ECS data is the source of truth going in. Physics owns the result on the way out. Never read a body’s position directly from pymunk — always query Transform2D after Phase.POST_UPDATE.

Kinematic body warning

When a second kinematic body joins the simulation alongside any existing kinematic or static body, Keel prints a one-time UserWarning:
Physics2D: entity 7 created a KINEMATIC/STATIC or KINEMATIC/KINEMATIC body pair.
pymunk does NOT emit CollisionEvent2D for these pairs (it's a pymunk limitation,
not a Keel bug). Fix: change one body to keel.BodyType.DYNAMIC so the collision
callback fires.
This surfaces the trap before it causes silent failures in gameplay code. See Body Types for the full collision event matrix.
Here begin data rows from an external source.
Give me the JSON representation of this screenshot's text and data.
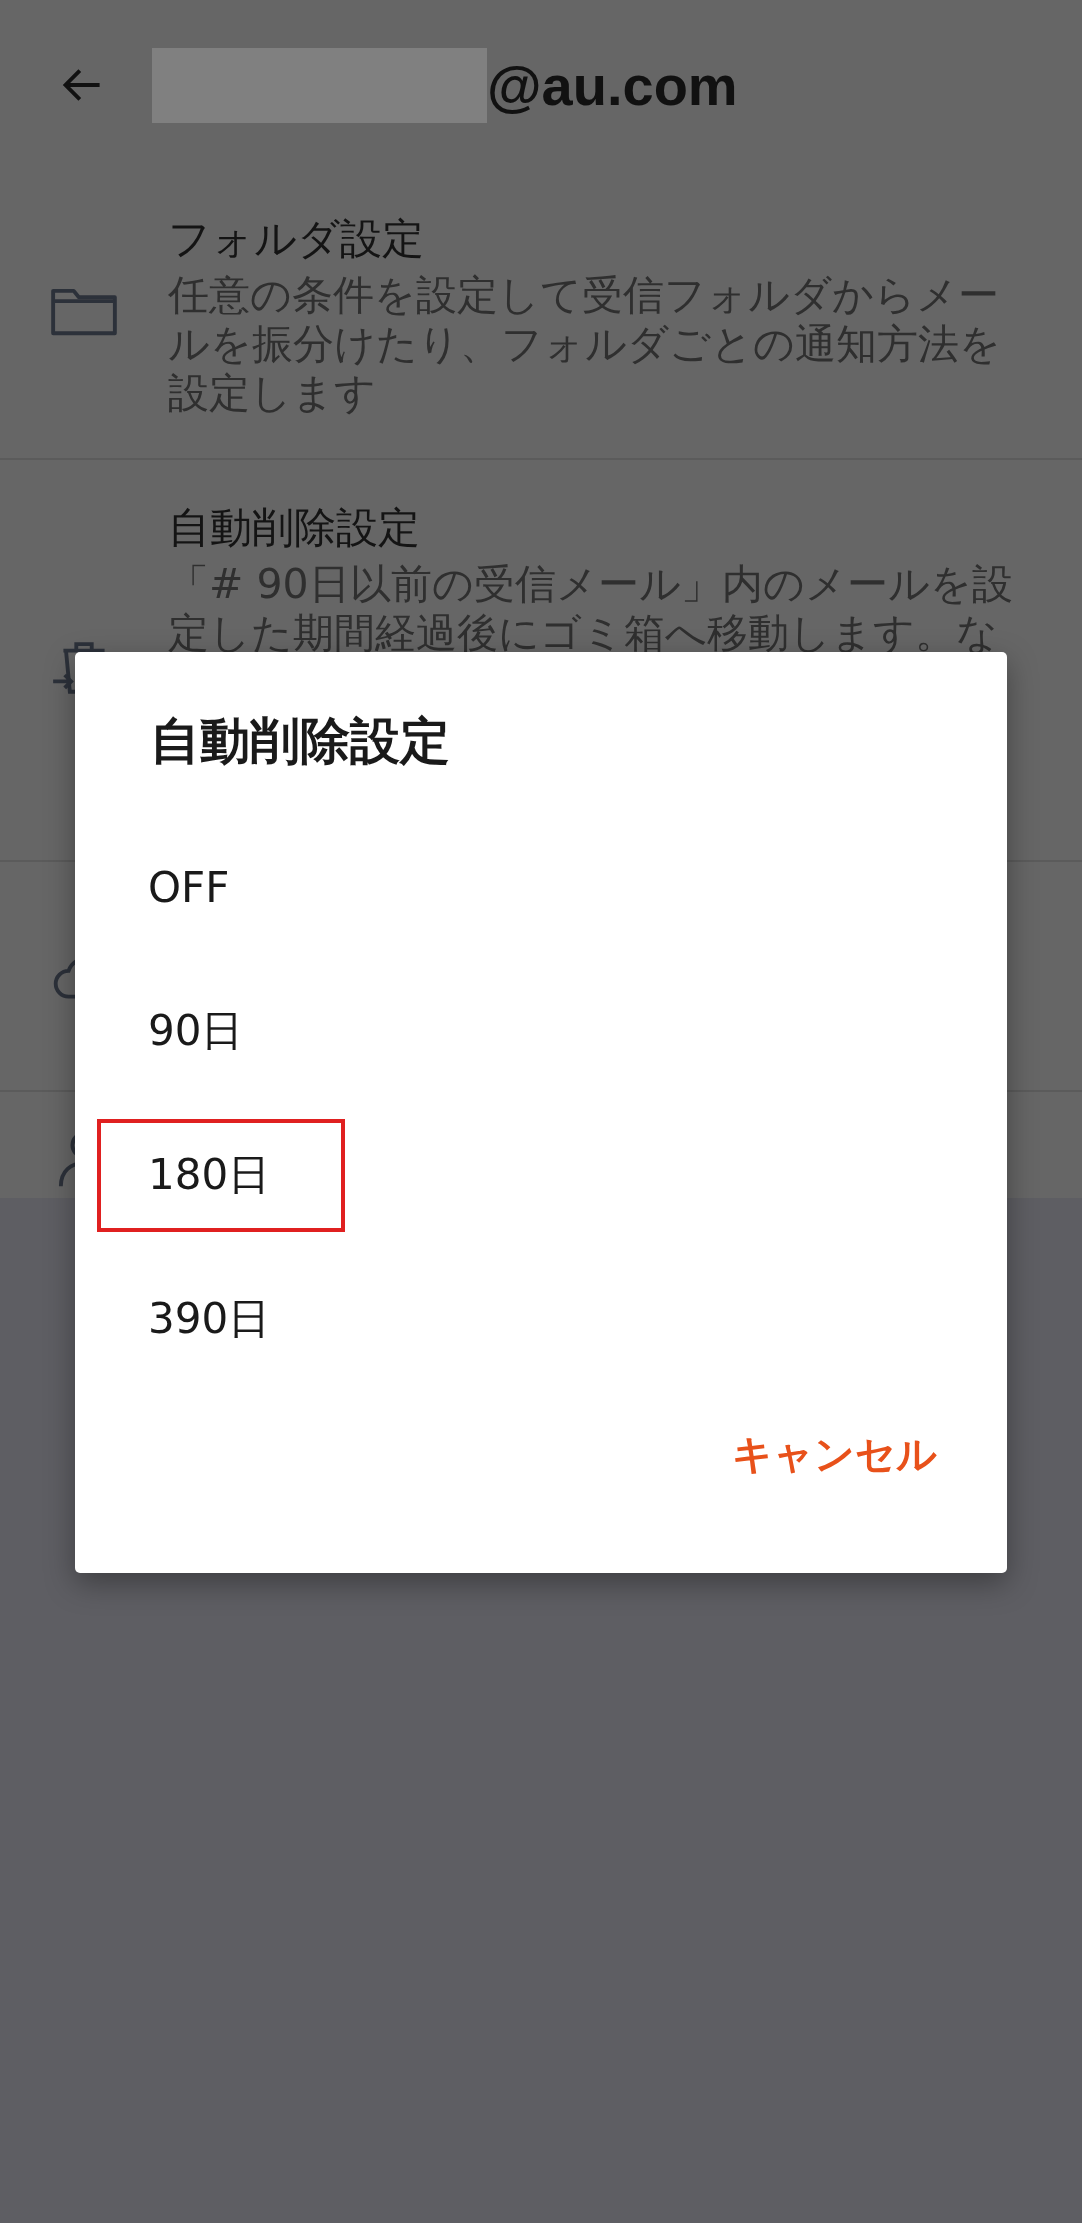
{
  "header": {
    "title": "@au.com"
  },
  "settings": [
    {
      "kind": "folder",
      "title": "フォルダ設定",
      "description": "任意の条件を設定して受信フォルダからメールを振分けたり、フォルダごとの通知方法を設定します"
    },
    {
      "kind": "trash",
      "title": "自動削除設定",
      "description": "「# 90日以前の受信メール」内のメールを設定した期間経過後にゴミ箱へ移動します。な"
    },
    {
      "kind": "cloud"
    },
    {
      "kind": "person"
    }
  ],
  "dialog": {
    "title": "自動削除設定",
    "options": [
      {
        "label": "OFF",
        "marked": false
      },
      {
        "label": "90日",
        "marked": false
      },
      {
        "label": "180日",
        "marked": true
      },
      {
        "label": "390日",
        "marked": false
      }
    ],
    "cancel": "キャンセル"
  }
}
Full example: bouncing ball

A complete program — a ball that falls under gravity and bounces on a static floor. Save as main.py and run with python main.py. Press F3 to toggle the physics debug-draw overlay.
import keel
from keel.renderer import setup_renderer_2d
from keel.physics import setup_physics_2d

app = keel.App(title="Bouncing Ball", width=800, height=600)
setup_renderer_2d(app)
setup_physics_2d(app, gravity_y=-980.0)

tools = keel.dev_tools(app)
tools.debug_draw.set_visible(True)

# Static floor.
app.world.spawn(
    keel.Transform2D(x=400.0, y=50.0),
    keel.RigidBody2D(body_type=keel.BodyType.STATIC),
    keel.Collider2D(
        shape_type=keel.ShapeType2D.BOX,
        width=600.0,
        height=20.0,
        elasticity=0.6,
    ),
)

# Dynamic ball.
app.world.spawn(
    keel.Transform2D(x=400.0, y=500.0),
    keel.RigidBody2D(mass=1.0, body_type=keel.BodyType.DYNAMIC),
    keel.Collider2D(
        shape_type=keel.ShapeType2D.CIRCLE,
        radius=20.0,
        elasticity=0.75,
    ),
)

@app.system(keel.Phase.UPDATE)
def log_bounces(world, dt):
    for event in world.read_events(keel.CollisionEvent2D):
        if event.impulse > 100.0:
            print(f"bounce: impulse={event.impulse:.0f}")

app.run()

Troubleshooting

The most common cause is body type. CollisionEvent2D only fires when at least one body is DYNAMIC. Check the Body Types page for the full matrix. If both bodies are KINEMATIC or STATIC, change at least one to DYNAMIC.
Tunneling occurs when the ball moves more than its own diameter in a single tick (~1500 px/s at 60 Hz). Workarounds in order of effort: reduce speed, reduce the simulation fixed timestep, or manage ball position manually each frame and push it into pymunk via phys.set_position / phys.set_velocity (keeping CollisionEvent2D for detection only).
Every physics entity needs all three components: Transform2D, RigidBody2D, and Collider2D. A Collider2D without RigidBody2D (or vice versa) is silently skipped, but the bridge emits a one-time RuntimeWarning to flag the misconfiguration.